Instituto de Investigaciones Sociales
Universidad Nacional Autónoma de México

No siempre los actores colectivos tienen conciencia del significado de su acción, de la herencia de la que abrevan, del sentido profundo de lo que buscan. Los investigadores, los estudiosos del comportamiento humano, reciben la tarea y se dan a la tarea de echar luz sobre estas dudas y estos enigmas de la acción colectiva.

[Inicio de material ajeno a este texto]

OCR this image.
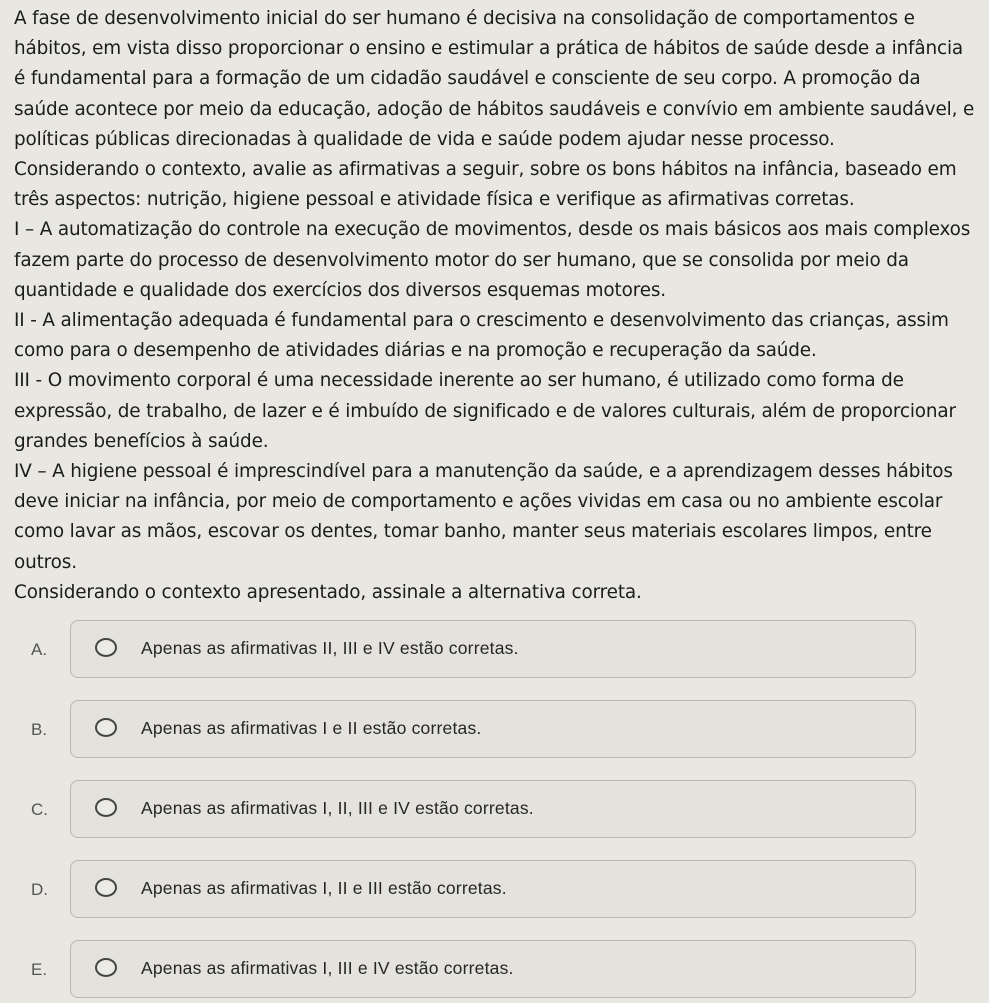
A fase de desenvolvimento inicial do ser humano é decisiva na consolidação de comportamentos e hábitos, em vista disso proporcionar o ensino e estimular a prática de hábitos de saúde desde a infância é fundamental para a formação de um cidadão saudável e consciente de seu corpo. A promoção da saúde acontece por meio da educação, adoção de hábitos saudáveis e convívio em ambiente saudável, e políticas públicas direcionadas à qualidade de vida e saúde podem ajudar nesse processo.

Considerando o contexto, avalie as afirmativas a seguir, sobre os bons hábitos na infância, baseado em três aspectos: nutrição, higiene pessoal e atividade física e verifique as afirmativas corretas.

I – A automatização do controle na execução de movimentos, desde os mais básicos aos mais complexos fazem parte do processo de desenvolvimento motor do ser humano, que se consolida por meio da quantidade e qualidade dos exercícios dos diversos esquemas motores.

II - A alimentação adequada é fundamental para o crescimento e desenvolvimento das crianças, assim como para o desempenho de atividades diárias e na promoção e recuperação da saúde.

III - O movimento corporal é uma necessidade inerente ao ser humano, é utilizado como forma de expressão, de trabalho, de lazer e é imbuído de significado e de valores culturais, além de proporcionar grandes benefícios à saúde.

IV – A higiene pessoal é imprescindível para a manutenção da saúde, e a aprendizagem desses hábitos deve iniciar na infância, por meio de comportamento e ações vividas em casa ou no ambiente escolar como lavar as mãos, escovar os dentes, tomar banho, manter seus materiais escolares limpos, entre outros.

Considerando o contexto apresentado, assinale a alternativa correta.

A.	Apenas as afirmativas II, III e IV estão corretas.
B.	Apenas as afirmativas I e II estão corretas.
C.	Apenas as afirmativas I, II, III e IV estão corretas.
D.	Apenas as afirmativas I, II e III estão corretas.
E.	Apenas as afirmativas I, III e IV estão corretas.
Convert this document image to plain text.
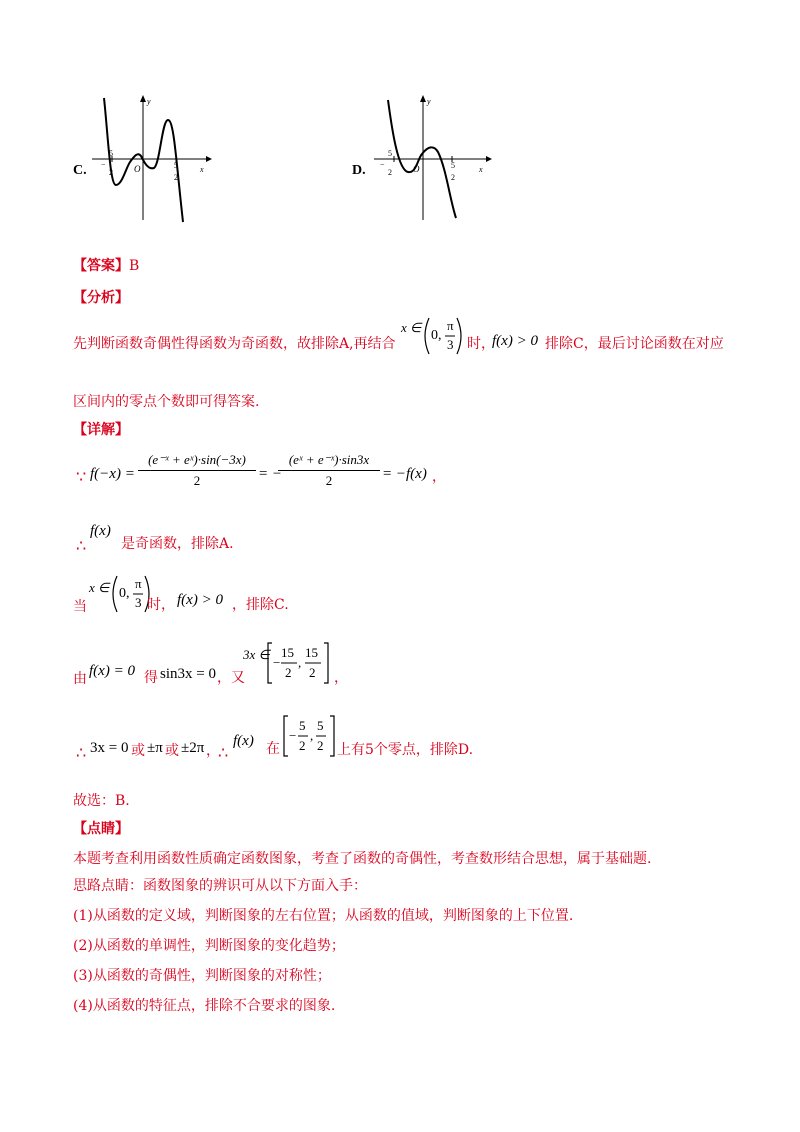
C.
5
−
2
5
2
O	x
y
D.
5
−
2
5
2
O	x
y
【答案】B
【分析】
先判断函数奇偶性得函数为奇函数，故排除A,再结合
x ∈
0,
π
3 时，
f(x) > 0 排除C，最后讨论函数在对应
区间内的零点个数即可得答案.
【详解】
∵ f(−x) =
(e⁻ˣ + eˣ)·sin(−3x)
2	= −
(eˣ + e⁻ˣ)·sin3x
2	= −f(x) ，
∴
f(x)
是奇函数，排除A.
当
x ∈ 0,
π
3 时， f(x) > 0 ，排除C.
由 f(x) = 0 得 sin3x = 0 ，又
3x ∈
−
15
2
,
15
2 ，
∴ 3x = 0 或 ±π 或 ±2π ，
∴
f(x) 在
−
5
2
,
5
2 上有5个零点，排除D.
故选：B.
【点睛】
本题考查利用函数性质确定函数图象，考查了函数的奇偶性，考查数形结合思想，属于基础题.
思路点睛：函数图象的辨识可从以下方面入手：
(1)从函数的定义域，判断图象的左右位置；从函数的值域，判断图象的上下位置.
(2)从函数的单调性，判断图象的变化趋势；
(3)从函数的奇偶性，判断图象的对称性；
(4)从函数的特征点，排除不合要求的图象.
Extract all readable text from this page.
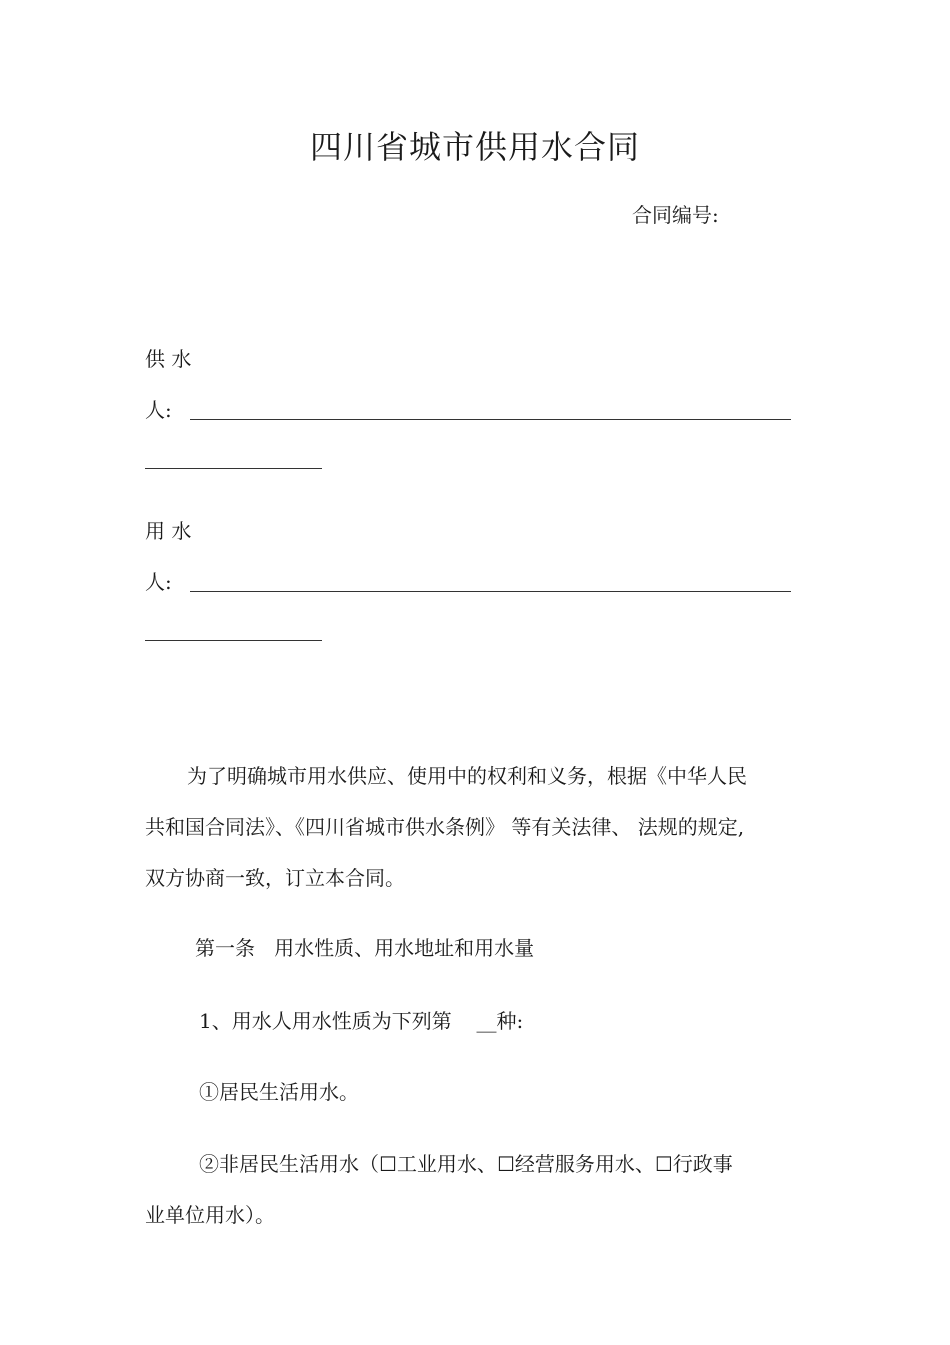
四川省城市供用水合同
合同编号:
供 水
人:
用 水
人:
为了明确城市用水供应、使用中的权利和义务，根据《中华人民
共和国合同法》、《四川省城市供水条例》 等有关法律、 法规的规定,
双方协商一致，订立本合同。
第一条   用水性质、用水地址和用水量
1、用水人用水性质为下列第 __种:
①居民生活用水。
②非居民生活用水（☐工业用水、☐经营服务用水、☐行政事
业单位用水）。
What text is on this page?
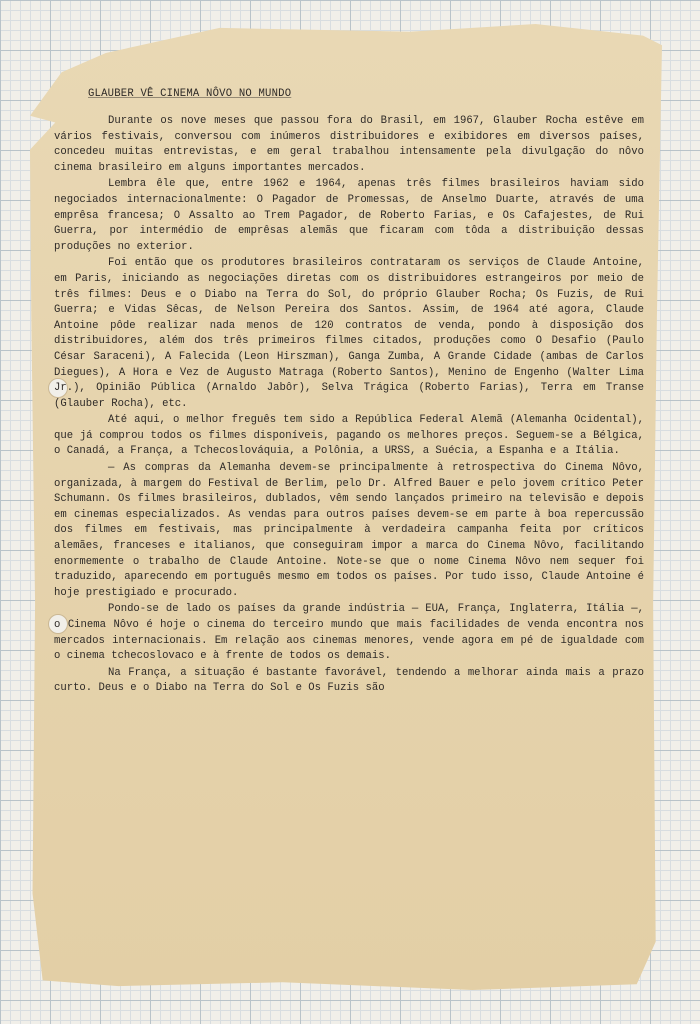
GLAUBER VÊ CINEMA NÔVO NO MUNDO
Durante os nove meses que passou fora do Brasil, em 1967, Glauber Rocha estêve em vários festivais, conversou com inúmeros distribuidores e exibidores em diversos países, concedeu muitas entrevistas, e em geral trabalhou intensamente pela divulgação do nôvo cinema brasileiro em alguns importantes mercados.
Lembra êle que, entre 1962 e 1964, apenas três filmes brasileiros haviam sido negociados internacionalmente: O Pagador de Promessas, de Anselmo Duarte, através de uma emprêsa francesa; O Assalto ao Trem Pagador, de Roberto Farias, e Os Cafajestes, de Rui Guerra, por intermédio de emprêsas alemãs que ficaram com tôda a distribuição dessas produções no exterior.
Foi então que os produtores brasileiros contrataram os serviços de Claude Antoine, em Paris, iniciando as negociações diretas com os distribuidores estrangeiros por meio de três filmes: Deus e o Diabo na Terra do Sol, do próprio Glauber Rocha; Os Fuzis, de Rui Guerra; e Vidas Sêcas, de Nelson Pereira dos Santos. Assim, de 1964 até agora, Claude Antoine pôde realizar nada menos de 120 contratos de venda, pondo à disposição dos distribuidores, além dos três primeiros filmes citados, produções como O Desafio (Paulo César Saraceni), A Falecida (Leon Hirszman), Ganga Zumba, A Grande Cidade (ambas de Carlos Diegues), A Hora e Vez de Augusto Matraga (Roberto Santos), Menino de Engenho (Walter Lima Jr.), Opinião Pública (Arnaldo Jabôr), Selva Trágica (Roberto Farias), Terra em Transe (Glauber Rocha), etc.
Até aqui, o melhor freguês tem sido a República Federal Alemã (Alemanha Ocidental), que já comprou todos os filmes disponíveis, pagando os melhores preços. Seguem-se a Bélgica, o Canadá, a França, a Tchecoslováquia, a Polônia, a URSS, a Suécia, a Espanha e a Itália.
— As compras da Alemanha devem-se principalmente à retrospectiva do Cinema Nôvo, organizada, à margem do Festival de Berlim, pelo Dr. Alfred Bauer e pelo jovem crítico Peter Schumann. Os filmes brasileiros, dublados, vêm sendo lançados primeiro na televisão e depois em cinemas especializados. As vendas para outros países devem-se em parte à boa repercussão dos filmes em festivais, mas principalmente à verdadeira campanha feita por críticos alemães, franceses e italianos, que conseguiram impor a marca do Cinema Nôvo, facilitando enormemente o trabalho de Claude Antoine. Note-se que o nome Cinema Nôvo nem sequer foi traduzido, aparecendo em português mesmo em todos os países. Por tudo isso, Claude Antoine é hoje prestigiado e procurado.
Pondo-se de lado os países da grande indústria — EUA, França, Inglaterra, Itália —, o Cinema Nôvo é hoje o cinema do terceiro mundo que mais facilidades de venda encontra nos mercados internacionais. Em relação aos cinemas menores, vende agora em pé de igualdade com o cinema tchecoslovaco e à frente de todos os demais.
Na França, a situação é bastante favorável, tendendo a melhorar ainda mais a prazo curto. Deus e o Diabo na Terra do Sol e Os Fuzis são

Organizado por el Partido de los Trabajadores de Brasil y por la Asociación Internacional para la Tasación de las Transacciones Financieras para la Ayuda al Ciudadano (ATTAC), se llevó a cabo en enero de 2001 en Porto Alegre, una de las plazas fuertes de la izquierda de aquel país, el primer Foro Social Mundial (FSM), en oposición y paralelamente al Foro Económico Mundial. Acudieron 12 000 asistentes de todo el mundo.

Al segundo FSM, también en Porto Alegre, en 2002, acudieron 50 000 asistentes y cerca de 12 000 delegados oficiales, representando a 123 países. Se llevaron a cabo 652 talleres y 27 conferencias. Hubo un tercer FSM al año siguiente y a partir de allí arrancó una euforia mundial por estos eventos que reuniría a 130 000 personas en 2004 en la ciudad india de Bombay, hasta dispararse a los 170 000 asistentes en 2009 en la ciudad amazónica de Belem do Para. Foros mundiales globales bajo el signo del altermundialismo tuvieron lugar en Nairobi, Kenya; Karachi, Paquistán; Bamako, Mali; Caracas, Venezuela; Hyderabad, India; Florencia, Italia; Seattle y Detroit, Estados Unidos, y en muchos otros lugares.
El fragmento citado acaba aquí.